Current techniques for aligning AI include reinforcement learning from human feedback, but Leike and Sutskever said that as AI systems become smarter than humans, humans can no longer be relied upon to supervise the technology.
“Current alignment techniques will not scale to superintelligence. We need new scientific and technical breakthroughs,” they wrote.
Sutskever is a co-founder and chief scientist at OpenAI, and Leike is a machine learning researcher. They will co-lead OpenAI’s new superalignment team. In order to undertake its mission, over the next four years the division will have access to 20% of the company’s processing capacity to build a “human-level automated alignment researcher” that can be scaled up to supervise superintelligence.
In order to align the automated researcher with human ethics, Leike and Sutskever said a three-step approach will need to be taken: develop a scalable training method; validate the resulting model; and stress test the entire alignment pipeline.

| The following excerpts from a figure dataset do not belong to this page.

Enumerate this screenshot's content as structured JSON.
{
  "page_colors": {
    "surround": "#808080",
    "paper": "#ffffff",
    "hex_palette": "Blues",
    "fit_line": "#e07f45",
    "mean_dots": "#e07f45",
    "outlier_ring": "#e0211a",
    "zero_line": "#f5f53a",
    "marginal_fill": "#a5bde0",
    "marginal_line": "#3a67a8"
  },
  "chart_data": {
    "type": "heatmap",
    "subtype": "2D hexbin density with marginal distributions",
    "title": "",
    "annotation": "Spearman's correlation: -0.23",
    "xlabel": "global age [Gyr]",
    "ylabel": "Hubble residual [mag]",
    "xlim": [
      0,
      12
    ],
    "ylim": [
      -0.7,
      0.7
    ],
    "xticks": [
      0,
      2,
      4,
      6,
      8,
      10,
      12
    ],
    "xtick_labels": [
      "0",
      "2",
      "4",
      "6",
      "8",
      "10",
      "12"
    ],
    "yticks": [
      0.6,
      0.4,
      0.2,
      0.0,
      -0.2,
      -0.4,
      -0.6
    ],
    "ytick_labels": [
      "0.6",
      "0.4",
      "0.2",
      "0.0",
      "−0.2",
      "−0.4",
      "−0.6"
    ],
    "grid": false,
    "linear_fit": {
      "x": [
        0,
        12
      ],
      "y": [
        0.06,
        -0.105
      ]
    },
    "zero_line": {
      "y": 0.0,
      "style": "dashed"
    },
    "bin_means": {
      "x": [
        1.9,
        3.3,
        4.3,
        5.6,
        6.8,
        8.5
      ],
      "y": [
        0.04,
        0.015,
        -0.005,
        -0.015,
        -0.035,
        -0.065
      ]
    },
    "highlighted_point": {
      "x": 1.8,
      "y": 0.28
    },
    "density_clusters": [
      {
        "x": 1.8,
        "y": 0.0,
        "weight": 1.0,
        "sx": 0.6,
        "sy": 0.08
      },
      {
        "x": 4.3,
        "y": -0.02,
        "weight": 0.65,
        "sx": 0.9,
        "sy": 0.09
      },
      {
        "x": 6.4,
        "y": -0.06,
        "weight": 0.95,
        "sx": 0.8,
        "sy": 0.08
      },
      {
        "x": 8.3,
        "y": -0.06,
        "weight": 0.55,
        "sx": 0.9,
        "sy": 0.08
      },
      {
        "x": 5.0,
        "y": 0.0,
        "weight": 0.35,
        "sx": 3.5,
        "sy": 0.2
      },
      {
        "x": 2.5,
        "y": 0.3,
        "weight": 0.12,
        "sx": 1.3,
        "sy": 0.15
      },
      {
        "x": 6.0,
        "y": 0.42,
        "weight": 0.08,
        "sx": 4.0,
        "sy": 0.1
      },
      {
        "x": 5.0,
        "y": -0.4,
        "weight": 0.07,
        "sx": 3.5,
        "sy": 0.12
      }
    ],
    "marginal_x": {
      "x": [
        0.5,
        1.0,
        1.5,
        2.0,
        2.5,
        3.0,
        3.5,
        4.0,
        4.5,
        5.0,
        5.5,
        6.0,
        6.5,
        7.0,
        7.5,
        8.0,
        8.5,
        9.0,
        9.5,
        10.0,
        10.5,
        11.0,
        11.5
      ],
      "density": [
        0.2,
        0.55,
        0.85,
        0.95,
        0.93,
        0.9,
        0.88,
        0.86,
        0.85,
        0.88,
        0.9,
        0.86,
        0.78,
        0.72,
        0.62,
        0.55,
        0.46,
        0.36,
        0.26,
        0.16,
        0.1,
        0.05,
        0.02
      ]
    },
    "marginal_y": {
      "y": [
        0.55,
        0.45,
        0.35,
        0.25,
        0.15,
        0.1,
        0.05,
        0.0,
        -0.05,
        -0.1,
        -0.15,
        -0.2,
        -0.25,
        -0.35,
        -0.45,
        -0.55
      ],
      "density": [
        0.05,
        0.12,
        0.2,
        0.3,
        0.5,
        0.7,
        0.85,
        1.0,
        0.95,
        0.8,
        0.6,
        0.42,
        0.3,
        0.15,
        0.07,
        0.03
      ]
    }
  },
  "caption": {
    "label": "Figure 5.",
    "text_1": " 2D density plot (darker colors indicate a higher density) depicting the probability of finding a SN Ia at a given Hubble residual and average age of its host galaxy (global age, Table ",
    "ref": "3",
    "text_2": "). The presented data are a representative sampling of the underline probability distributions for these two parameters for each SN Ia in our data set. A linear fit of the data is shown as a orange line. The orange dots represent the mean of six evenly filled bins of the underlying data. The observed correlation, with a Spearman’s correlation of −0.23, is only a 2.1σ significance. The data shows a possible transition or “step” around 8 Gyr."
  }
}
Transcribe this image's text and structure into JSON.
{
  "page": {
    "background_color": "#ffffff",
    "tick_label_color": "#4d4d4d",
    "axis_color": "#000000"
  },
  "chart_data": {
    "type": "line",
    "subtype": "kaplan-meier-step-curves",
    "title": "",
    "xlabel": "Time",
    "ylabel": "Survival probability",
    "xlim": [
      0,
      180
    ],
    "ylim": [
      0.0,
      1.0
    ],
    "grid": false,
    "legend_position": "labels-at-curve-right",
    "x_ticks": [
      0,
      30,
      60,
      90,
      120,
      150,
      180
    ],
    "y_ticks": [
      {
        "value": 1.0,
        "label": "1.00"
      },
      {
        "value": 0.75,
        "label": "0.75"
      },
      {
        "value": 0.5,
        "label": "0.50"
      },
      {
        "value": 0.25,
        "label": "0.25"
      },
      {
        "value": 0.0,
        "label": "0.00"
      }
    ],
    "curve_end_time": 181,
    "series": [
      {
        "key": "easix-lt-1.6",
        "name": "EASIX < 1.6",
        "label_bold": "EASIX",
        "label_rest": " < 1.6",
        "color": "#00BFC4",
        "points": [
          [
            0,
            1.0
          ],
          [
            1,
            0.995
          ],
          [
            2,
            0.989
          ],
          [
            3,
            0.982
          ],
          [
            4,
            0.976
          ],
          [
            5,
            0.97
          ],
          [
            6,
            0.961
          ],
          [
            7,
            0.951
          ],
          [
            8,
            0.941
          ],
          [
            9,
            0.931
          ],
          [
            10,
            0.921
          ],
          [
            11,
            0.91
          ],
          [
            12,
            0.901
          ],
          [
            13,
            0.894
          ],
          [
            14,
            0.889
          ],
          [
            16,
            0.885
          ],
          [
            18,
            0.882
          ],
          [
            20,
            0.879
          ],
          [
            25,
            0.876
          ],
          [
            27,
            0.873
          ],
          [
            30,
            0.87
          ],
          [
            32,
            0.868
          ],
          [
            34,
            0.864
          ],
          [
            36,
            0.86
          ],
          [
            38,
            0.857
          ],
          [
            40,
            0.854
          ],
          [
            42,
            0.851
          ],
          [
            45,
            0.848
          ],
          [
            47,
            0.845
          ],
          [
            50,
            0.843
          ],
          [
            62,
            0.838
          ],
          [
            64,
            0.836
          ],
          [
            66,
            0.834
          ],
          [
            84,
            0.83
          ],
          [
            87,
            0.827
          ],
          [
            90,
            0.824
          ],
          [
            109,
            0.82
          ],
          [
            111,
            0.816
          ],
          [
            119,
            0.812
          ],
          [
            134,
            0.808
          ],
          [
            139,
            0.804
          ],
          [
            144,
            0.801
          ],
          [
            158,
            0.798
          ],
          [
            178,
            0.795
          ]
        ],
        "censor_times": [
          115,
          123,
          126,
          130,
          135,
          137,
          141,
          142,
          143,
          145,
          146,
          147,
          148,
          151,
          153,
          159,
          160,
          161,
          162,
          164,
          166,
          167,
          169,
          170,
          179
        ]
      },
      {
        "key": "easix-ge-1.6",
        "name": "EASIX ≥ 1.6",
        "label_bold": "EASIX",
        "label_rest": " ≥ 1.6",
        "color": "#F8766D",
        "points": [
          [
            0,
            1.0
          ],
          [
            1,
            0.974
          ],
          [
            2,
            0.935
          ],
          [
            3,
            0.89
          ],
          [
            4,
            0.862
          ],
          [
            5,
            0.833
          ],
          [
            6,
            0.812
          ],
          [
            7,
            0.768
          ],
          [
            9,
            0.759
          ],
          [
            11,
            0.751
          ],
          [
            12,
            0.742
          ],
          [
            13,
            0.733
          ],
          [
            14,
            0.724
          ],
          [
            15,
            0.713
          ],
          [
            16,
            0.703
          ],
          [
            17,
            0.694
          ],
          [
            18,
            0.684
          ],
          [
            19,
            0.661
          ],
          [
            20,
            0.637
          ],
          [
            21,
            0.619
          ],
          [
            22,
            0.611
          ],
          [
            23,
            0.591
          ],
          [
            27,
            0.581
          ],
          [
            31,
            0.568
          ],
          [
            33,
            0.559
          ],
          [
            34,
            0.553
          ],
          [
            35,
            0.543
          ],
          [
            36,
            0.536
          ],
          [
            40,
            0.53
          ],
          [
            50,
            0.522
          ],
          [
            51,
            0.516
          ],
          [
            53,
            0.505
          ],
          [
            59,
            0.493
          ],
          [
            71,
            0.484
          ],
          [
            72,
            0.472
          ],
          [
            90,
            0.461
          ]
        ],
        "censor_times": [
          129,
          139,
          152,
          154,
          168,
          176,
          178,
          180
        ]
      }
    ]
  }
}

“We expect our research priorities will evolve substantially as we learn more about the problem and we’ll likely add entirely new research areas,” they wrote, adding there were plans to share more of the division’s roadmap in the future.
OpenAI acknowledges the need to mitigate potential AI harm
This isn’t the first time OpenAI has publicly acknowledged the need to mitigate the risks posed by unregulated AI. In May, company CEO Sam Altman signed an open letter stating that controlling the tech should be a top global priority as the evolution of AI could lead to an extinction event.
“Mitigating the risk of extinction from AI should be a global priority alongside other societal-scale risks such as pandemics and nuclear war,” the letter read.
OpenAI also has a dedicated section on its website, where the public can access materials related to what the company calls the development of “safe and responsible AI,” alongside a charter outlining the principles it adheres to in order to execute its mission. However, these largely relate to the concept of artificial general intelligence (AGI) — highly autonomous systems that outperform humans at most economically valuable work.
“We will attempt to directly build safe and beneficial AGI, but will also consider our mission fulfilled if our work aids others to achieve this outcome,” the charter, which was published in 2018, reads.